We are at BlueGumsFree a lot less frequently these days. The only upside is that every moment here is savoured. After three weeks absence, including a weekend in the magnificent Kogelberg, we came home again on Friday.
The Splendid Kogelberg
Part of the Kogelberg Across the Bay – as Seen from Blue Gums’ Deck.
It is now six weeks since the fire. The heavy rainfall has produced a green carpet of new growth as the seed-bed, stimulated by fire, has exploded into life. On the upper slopes where near-moribund protea and leucondendron stands, over twenty years old, were thinned out by the fast burning flames, a carpet of indigenous seedlings is beginning to adorn the slopes. The thin strips of vegetation along the watercourses are already flecked with fast growing ferns.
New Life at BlueGumsFree
An Arum Lily Rises from the Ashes
But as you head down the slopes to the sections dominated by calcerous sandstone, where infestations of port jackson, hakea, spider gum and black wattle formerly strangled the mountainside, there is a potpourri of seedlings.
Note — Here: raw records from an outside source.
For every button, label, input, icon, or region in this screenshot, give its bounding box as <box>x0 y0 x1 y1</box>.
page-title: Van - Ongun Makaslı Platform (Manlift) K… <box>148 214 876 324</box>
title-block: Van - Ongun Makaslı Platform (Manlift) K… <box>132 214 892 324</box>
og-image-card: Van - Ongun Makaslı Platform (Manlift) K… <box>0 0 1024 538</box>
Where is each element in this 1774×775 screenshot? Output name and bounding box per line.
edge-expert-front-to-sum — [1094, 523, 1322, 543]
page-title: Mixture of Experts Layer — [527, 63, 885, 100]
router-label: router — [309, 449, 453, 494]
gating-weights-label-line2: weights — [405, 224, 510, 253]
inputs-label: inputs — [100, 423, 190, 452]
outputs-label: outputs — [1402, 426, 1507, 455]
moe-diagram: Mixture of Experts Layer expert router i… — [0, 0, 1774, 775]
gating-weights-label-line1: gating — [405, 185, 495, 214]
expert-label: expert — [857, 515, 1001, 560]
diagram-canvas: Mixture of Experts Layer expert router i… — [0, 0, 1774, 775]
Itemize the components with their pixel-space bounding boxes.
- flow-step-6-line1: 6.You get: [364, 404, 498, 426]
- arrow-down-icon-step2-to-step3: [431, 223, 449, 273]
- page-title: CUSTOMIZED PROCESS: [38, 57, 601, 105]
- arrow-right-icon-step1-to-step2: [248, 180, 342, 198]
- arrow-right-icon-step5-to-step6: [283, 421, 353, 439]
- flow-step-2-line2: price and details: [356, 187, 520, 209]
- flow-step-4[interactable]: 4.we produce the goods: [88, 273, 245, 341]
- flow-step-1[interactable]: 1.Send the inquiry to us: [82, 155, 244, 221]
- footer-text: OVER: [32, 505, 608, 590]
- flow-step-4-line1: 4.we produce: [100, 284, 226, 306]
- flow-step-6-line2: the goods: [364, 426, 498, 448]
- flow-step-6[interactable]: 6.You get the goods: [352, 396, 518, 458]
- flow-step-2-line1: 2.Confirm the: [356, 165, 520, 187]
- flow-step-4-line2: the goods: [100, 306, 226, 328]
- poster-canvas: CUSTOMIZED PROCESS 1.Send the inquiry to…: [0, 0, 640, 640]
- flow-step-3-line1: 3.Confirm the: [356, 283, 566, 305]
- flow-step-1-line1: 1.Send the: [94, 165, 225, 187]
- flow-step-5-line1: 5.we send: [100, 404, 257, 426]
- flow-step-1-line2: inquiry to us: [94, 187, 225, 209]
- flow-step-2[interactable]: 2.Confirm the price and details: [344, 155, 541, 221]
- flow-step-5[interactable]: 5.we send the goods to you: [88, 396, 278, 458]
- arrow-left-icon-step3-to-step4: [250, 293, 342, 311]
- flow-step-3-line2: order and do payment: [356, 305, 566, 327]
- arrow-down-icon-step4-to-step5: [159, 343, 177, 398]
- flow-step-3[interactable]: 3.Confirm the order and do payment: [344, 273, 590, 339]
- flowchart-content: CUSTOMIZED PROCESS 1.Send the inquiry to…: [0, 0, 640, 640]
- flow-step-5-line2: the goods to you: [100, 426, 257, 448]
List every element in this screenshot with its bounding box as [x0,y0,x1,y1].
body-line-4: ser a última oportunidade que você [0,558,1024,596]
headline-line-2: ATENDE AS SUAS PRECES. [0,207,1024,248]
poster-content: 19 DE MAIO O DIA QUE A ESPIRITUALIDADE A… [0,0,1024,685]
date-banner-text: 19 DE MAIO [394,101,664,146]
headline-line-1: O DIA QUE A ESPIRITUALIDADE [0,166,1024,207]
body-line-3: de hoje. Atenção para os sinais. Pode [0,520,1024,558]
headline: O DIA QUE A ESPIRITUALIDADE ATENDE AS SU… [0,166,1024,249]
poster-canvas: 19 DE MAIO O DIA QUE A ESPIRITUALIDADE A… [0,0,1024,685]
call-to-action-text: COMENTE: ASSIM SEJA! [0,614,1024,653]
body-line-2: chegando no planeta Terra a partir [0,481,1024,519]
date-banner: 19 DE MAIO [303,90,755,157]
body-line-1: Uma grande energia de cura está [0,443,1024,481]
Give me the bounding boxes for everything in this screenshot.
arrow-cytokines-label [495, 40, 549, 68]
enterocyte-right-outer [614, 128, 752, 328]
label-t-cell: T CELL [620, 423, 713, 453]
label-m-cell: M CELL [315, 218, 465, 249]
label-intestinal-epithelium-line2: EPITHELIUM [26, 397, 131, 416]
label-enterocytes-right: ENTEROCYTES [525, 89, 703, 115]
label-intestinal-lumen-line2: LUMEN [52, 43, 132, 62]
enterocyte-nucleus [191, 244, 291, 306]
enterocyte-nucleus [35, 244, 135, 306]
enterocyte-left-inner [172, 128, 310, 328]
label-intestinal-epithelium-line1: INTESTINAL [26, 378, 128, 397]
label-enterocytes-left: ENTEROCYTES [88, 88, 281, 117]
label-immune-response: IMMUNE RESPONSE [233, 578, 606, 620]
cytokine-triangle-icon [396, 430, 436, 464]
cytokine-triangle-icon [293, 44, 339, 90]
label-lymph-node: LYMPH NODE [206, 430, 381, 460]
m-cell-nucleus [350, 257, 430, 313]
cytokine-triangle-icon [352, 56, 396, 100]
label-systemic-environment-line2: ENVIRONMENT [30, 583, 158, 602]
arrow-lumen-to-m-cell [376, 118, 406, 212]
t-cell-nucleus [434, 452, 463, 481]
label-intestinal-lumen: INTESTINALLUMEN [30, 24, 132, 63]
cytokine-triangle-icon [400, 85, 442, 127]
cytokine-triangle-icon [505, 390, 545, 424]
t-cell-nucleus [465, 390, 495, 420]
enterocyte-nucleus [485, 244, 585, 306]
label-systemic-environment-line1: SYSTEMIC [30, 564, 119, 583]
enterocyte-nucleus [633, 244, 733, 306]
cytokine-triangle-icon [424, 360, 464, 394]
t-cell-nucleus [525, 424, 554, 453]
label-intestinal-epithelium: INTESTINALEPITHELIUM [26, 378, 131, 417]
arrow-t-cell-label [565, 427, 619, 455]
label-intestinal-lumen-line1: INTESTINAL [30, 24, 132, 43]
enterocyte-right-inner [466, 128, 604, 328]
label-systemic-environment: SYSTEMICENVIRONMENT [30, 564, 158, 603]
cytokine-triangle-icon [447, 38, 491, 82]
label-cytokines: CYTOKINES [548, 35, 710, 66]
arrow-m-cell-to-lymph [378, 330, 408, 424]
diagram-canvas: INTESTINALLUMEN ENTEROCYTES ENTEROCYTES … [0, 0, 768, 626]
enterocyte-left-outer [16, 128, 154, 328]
The vast majority, though, are invasive. They pre-determine our working weekends for months to come. As soon as the rains have passed and the banks are a little more stable we will undertake the back-breaking task of rooting them out.
A Mixed Bag of the Good and the Bad, the Old and the New
Whenever we tire of this burdensome chore, we can look around us, to areas where we have already eliminated almost all specimens of invasive plants, to see what regnerated beauty awaits in merely a season or three.
One Year Ago the Slopes in the Foreground were almost as Bare as those in the Background.